4 Kommentare zum “Online Marketing Success Story Mom-preneur

  1. Hallo Zusammen
    Eine sehr spannende und zugleich inspirierende Erfolgsstory!

    Ich beschäftige mich auch schon seit längerem mit allem rund um das Thema Online Marketing. Gerade zu Beginn stellt man sich immer die Frage, mit was man am besten starten soll.
    Des öfteren habe ich schon über diverse Online Kurse gelesen, wo man über ein spezifisches Thema einen Kurs zusammenstellt und dieser dann so über seine Website verkauft. In diesem Zusammenhang hört man auch immer wieder die tollsten Erfolgsstory a la “In 4 Wochen schon 6-stelligen Umsatz erzielt”.

    Wie steht ihr dazu? Gerade am Anfang ist es ja wichtig, dass man sich eine Reichweite und eine gute Community aufbaut.

    Würde mich über eure Antwort freuen.

    1. Josua Schütz

      Hallo Bianca

      Diese genannten Erfolgsstories sind alle masslos übertrieben oder gelogen. Wenn ein Profi schon über 10 Jahre Erfahrung mit der Produktion von Kursen und Launches hat, zudem ein Digital Marketing Crack ist und ihm eine riesige Mailingliste oder ein grosses Marketingbudget zur Verfügung steht, dann wäre das theoretisch möglich. Aber für Einsteiger sieht die Realität ganz anders aus. Es braucht sehr viel Wissen, Erfahrung, Zeit und Herzblut, um auf Anhieb einen Erfolg zu erzielen.

      Am Anfang empfehle ich eine prima Website aufzubauen, die mit den wichtigsten Suchbegriffen ganz oben rankt. Dies ist das Fundament vom Ganzen. Anschliessend ist die Mailingliste sehr effektiv. Eine Social Media Community ist optional ebenfalls sinnvoll, jedoch haben schon viele Marketer bewiesen, dass es auch ohne Community geht. Die Community ergibt sich mit der Zeit und dem Erfolg.

      Das Allerwichtigste ist Wissen. Die Ausbildung zur Online Marketing Managerin und anschliessend zur Social Media Managerin ist in jedem Fall eine gute Investition in deinen zukünftigen Erfolg.

  2. Ich bin aktuell noch mit der Zielgruppenanalyse beschäftigt. Wie würdert ihr dabei am sinnvollsten vorgehen? Sich die verschiedenen Blogs, Facebook Gruppen der Konkurrenz anzuschauen um zu sehen, was die meist geteilten Themen sind und welche Fragen gestellt werden?

    Und wie würde dann der nächste Schritt aussehen, wenn man seine Zielgruppe definiert hat. Macht es Sinn, eine Website aufzubauen, wenn man noch gar kein Angebot und Community hat, um dann zB. mit einem Blog sich gezielt eine Zielgruppe aufzubauen und durch die Recherche und Erkenntniss sein Angebot zu erstellen? Ich habe schon mehrmals von dem “Audience first” Prinzip gehört.

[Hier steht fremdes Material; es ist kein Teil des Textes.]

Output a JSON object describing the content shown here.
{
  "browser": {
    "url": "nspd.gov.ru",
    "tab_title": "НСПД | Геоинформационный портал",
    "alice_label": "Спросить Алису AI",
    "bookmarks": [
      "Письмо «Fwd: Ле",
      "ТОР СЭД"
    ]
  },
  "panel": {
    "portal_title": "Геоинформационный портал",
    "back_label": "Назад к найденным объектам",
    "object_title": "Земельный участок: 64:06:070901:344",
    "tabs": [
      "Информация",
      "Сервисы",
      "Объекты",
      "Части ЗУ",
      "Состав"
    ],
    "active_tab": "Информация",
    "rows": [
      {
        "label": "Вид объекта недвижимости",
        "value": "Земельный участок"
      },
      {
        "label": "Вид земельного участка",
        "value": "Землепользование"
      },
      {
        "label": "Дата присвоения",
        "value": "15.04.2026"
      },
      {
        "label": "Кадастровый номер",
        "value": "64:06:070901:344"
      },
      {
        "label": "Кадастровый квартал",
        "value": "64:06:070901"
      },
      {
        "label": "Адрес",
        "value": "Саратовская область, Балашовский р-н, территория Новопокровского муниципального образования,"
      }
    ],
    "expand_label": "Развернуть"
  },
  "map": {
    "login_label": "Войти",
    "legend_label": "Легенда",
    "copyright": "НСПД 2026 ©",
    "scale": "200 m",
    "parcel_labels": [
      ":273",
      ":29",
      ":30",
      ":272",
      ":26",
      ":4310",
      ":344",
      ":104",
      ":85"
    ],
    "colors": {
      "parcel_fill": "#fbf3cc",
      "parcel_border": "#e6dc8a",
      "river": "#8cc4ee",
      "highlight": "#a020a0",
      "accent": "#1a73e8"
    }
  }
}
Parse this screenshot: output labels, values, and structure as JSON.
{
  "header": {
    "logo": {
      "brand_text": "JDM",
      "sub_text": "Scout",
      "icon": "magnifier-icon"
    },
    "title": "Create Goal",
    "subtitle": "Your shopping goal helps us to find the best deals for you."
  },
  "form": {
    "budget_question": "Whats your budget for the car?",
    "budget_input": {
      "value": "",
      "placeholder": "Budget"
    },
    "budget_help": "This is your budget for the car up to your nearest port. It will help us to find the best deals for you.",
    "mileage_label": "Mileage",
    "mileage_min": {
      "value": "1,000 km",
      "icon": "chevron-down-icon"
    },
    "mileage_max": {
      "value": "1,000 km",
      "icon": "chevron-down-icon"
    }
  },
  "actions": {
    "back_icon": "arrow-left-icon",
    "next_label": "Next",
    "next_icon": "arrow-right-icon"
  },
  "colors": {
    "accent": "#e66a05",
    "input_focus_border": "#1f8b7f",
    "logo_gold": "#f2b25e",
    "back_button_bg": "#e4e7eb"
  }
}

    Besten Dank für Eurer Feedback

    1. Josua Schütz

      Einerseits sollte man nur das anbieten, was man auch wirklich gut kann. Andererseits sollte man sich einer Zielgruppe ausrichten. Da liegt die Herausforderung, das Angebot mit der Zielgruppe zu verbinden. Ich würde da viel recherchieren um zu erkennen, wo die Nachfragen liegen. Recherchieren genauso wie du schreibst, anhand allerlei Kanäle im Internet. Vergiss dabei den kommerziellen Aspekt nicht. Du willst ja mit deinem Business normalerweise etwas verdienen.

      Betreffend “Audience first” Prinzip verbiegst du dich natürlich zu deiner Zielgruppe hin, was bei Unternehmen ganz bestimmt Sinn macht. Jedoch sollte man als Einzelunternehmer aufpassen, sich selber treu zu bleiben.